My conclusion was that this surprising similarity was driven by the fact that the regulators in question were mostly professional safety and health experts, trained in the pro-protection values of that profession. Professional values, I concluded, could trump political and ideological differences.
Manuel Teodoro, a young associate professor at Texas A&M University, just published a very interesting paper on the same topic in the Journal of Public Administration Research and Theory, the best academic journal featuring research on public management. The title is a mouthful: When Professionals Lead: Executive Management, Normative Isomorphism, and Policy Implementation. But the findings are interesting, both to help us understand why government agencies behave the ways they do, and to craft leadership interventions to change that behavior.
What's neat about this paper for an academic -- we are a tribe that sets great store by finding interesting ways to prove, or come as close as possible to proving, things that others only speculate or opine about -- is how Teodoro went about examining the question of whether the kinds of professionals you have affects how your organization approaches its job. He had to find a kind of government organization that is sometimes headed by people from one profession and sometimes by people from others, and see whether having a leader from a certain profession influenced how the agency behaved.

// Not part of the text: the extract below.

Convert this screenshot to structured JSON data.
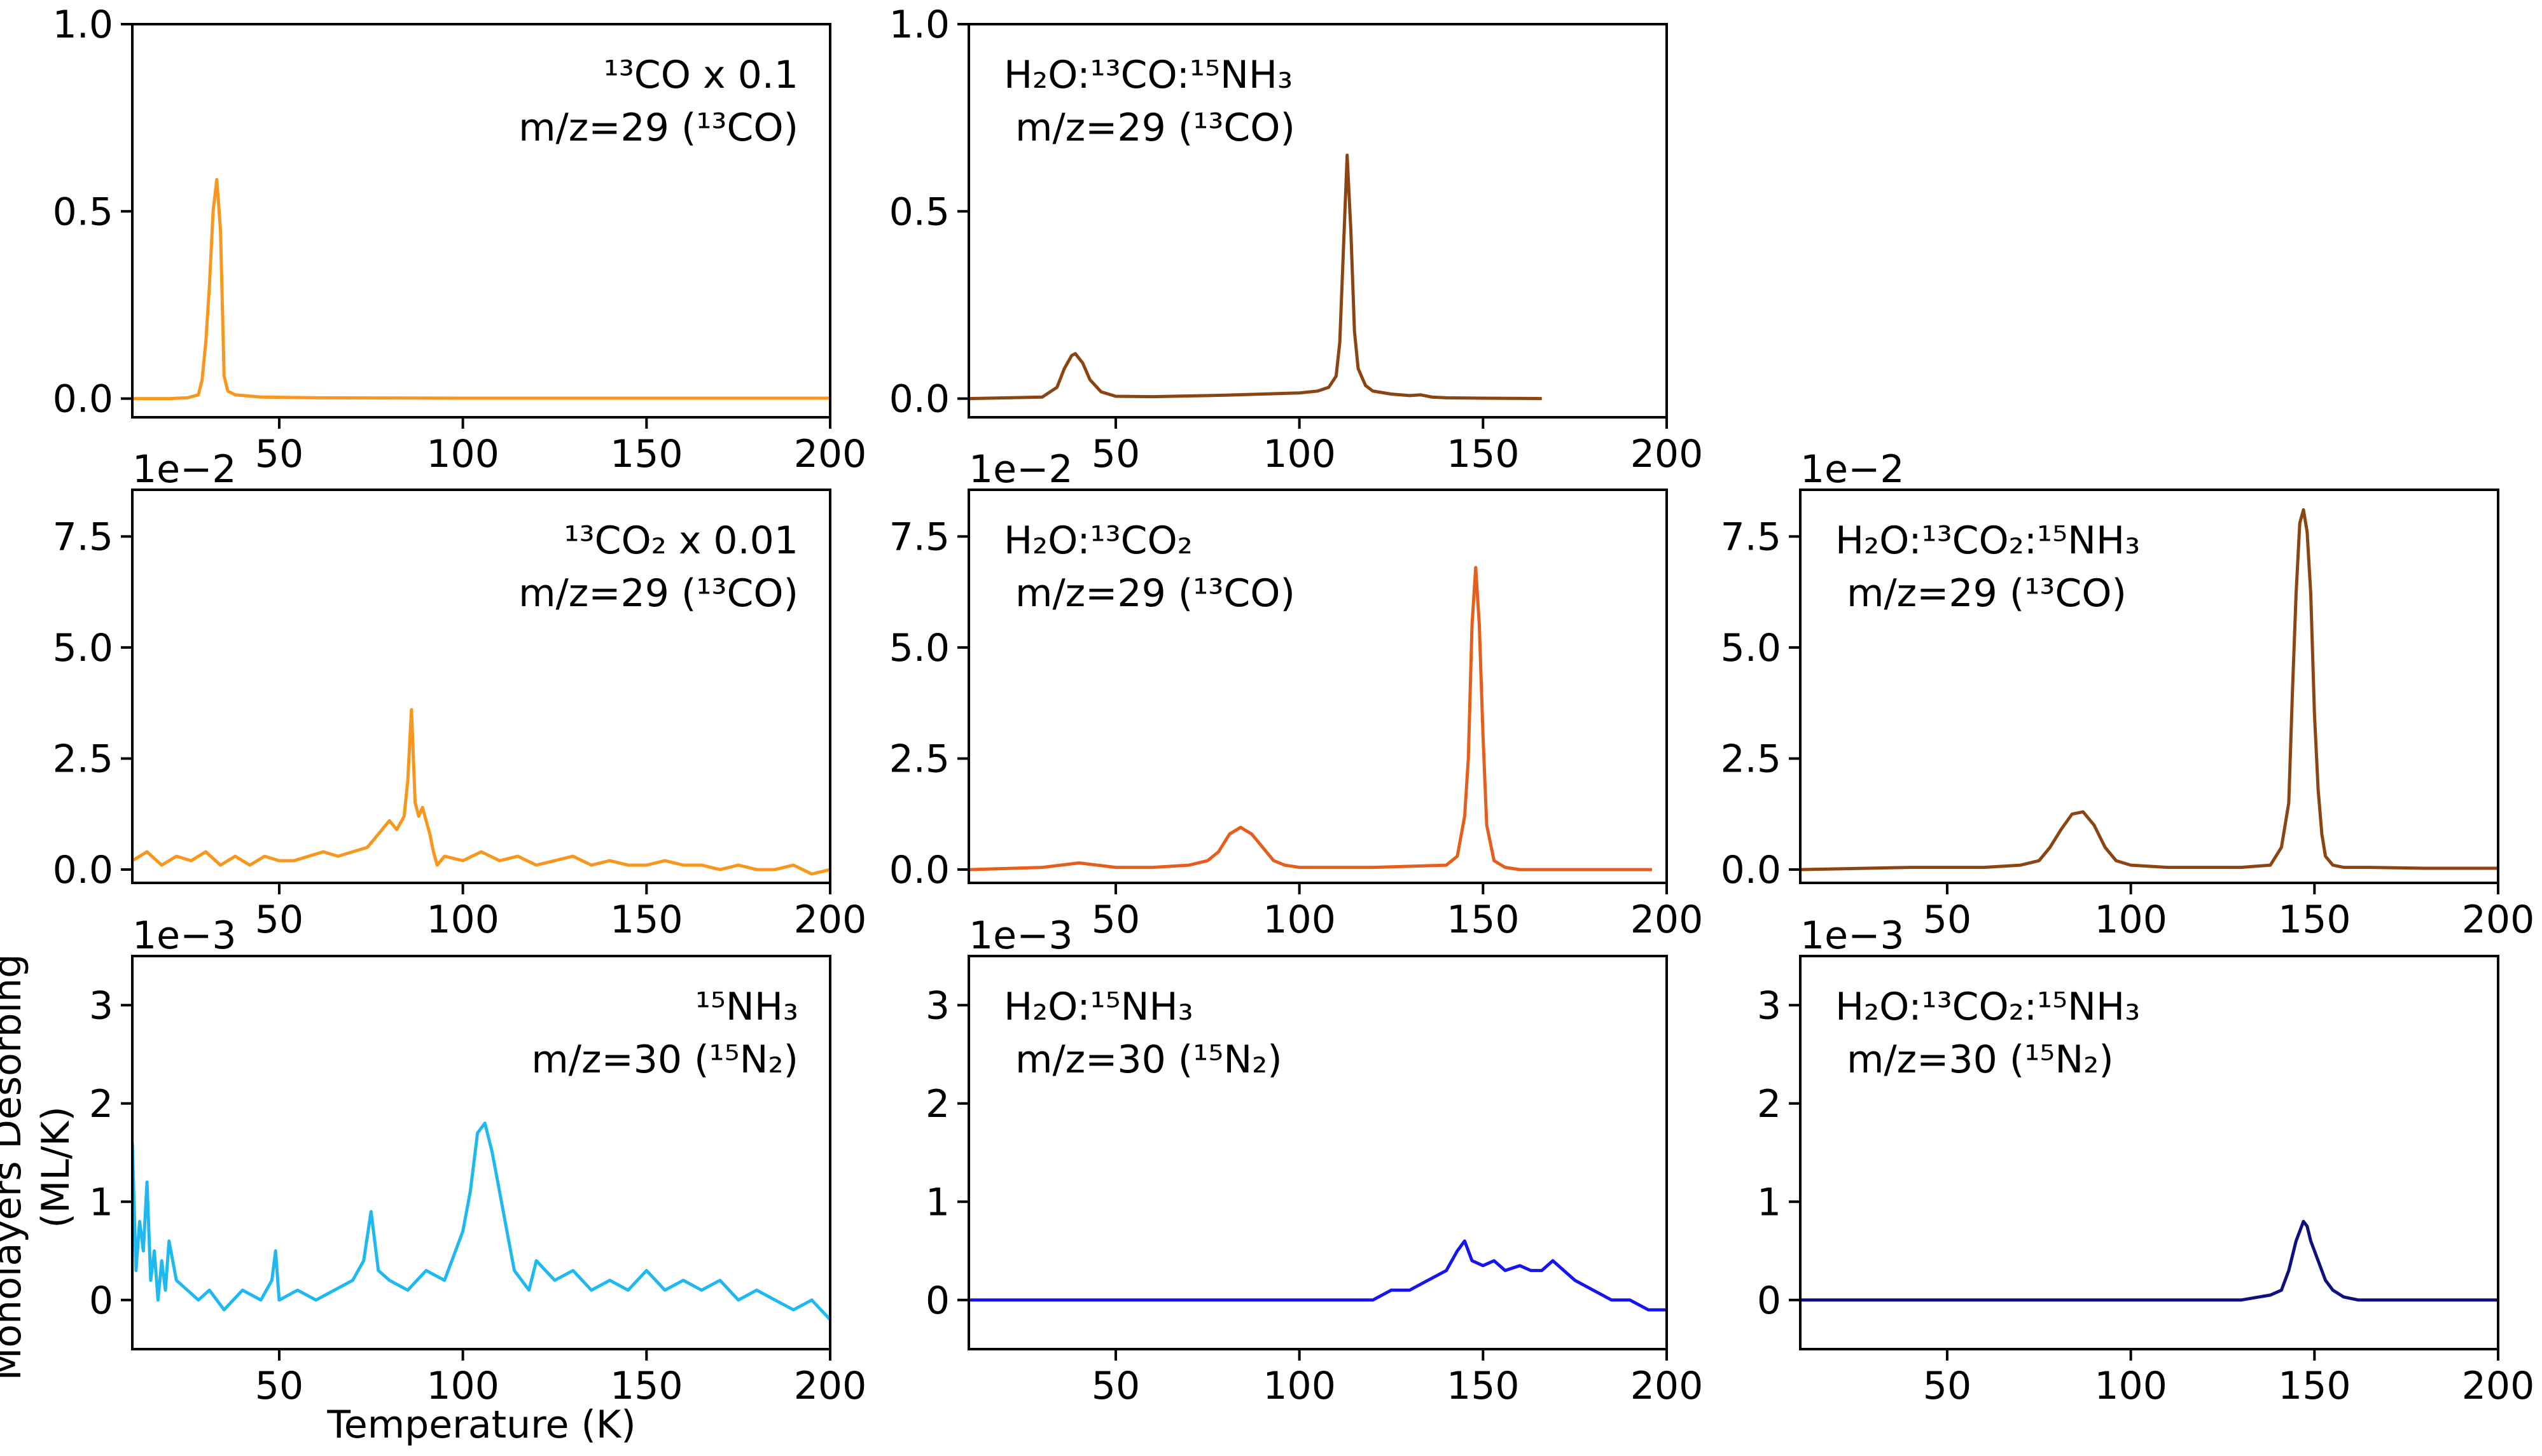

What he looked at in this paper were local government water utilities (the municipal organizations that deliver water to homes and industries). Many of these organizations, but not all, are headed by engineers. So Teodoro asked: Does having your water utility headed by an engineer have an impact on how the utility does its job? The impact he measured was the number of monitoring and health violations of the Safe Drinking Water Act during the executive's tenure, controlling for several other factors that influence the number of such violations.
What he found was that water utilities headed by engineers had significantly fewer violations than those headed by people with other professional backgrounds. Why? The sanitary engineering profession was a driving force behind passage of the Safe Drinking Water Act, and professional norms emphasized the importance of safe drinking water. Utility chiefs with that professional background simply put more emphasis into that part of their work than did others, and the difference showed in the form of fewer safe drinking water violations.
As observers or citizens, examining impact of professional norms on an agency's behavior can help explain aspects of government behavior that would otherwise be puzzling. It might even inform some decision-making by citizens about where to live -- if you really, really value safe drinking water, you might want to look to live in a community whose utility is headed by an engineer.
But Teodoro's insights also provide some practical advice to managers or political overseers who would like to change an organization's behavior -- one way to do so is to change the organization's professional mix. Many regulatory agencies that have wanted to move to a less adversarial and litigious approach to regulated industries have replaced some lawyers with economists (whose professional culture is less adversarial towards industry and less oriented to lawsuits). Similarly, if you want your IT organization to pay more attention to cybersecurity, hire a cybersecurity professional to head it.
P.S. - As I mentioned, academics put great store on finding cool ways of measuring things that provide great confidence that your conclusions are correct and not marred by confounding factors. I invite reader ideas (in the form of responses to this blog) about what problem makes Teodoro's findings plausible, but not airtight. First correct response will get a smile from Steve.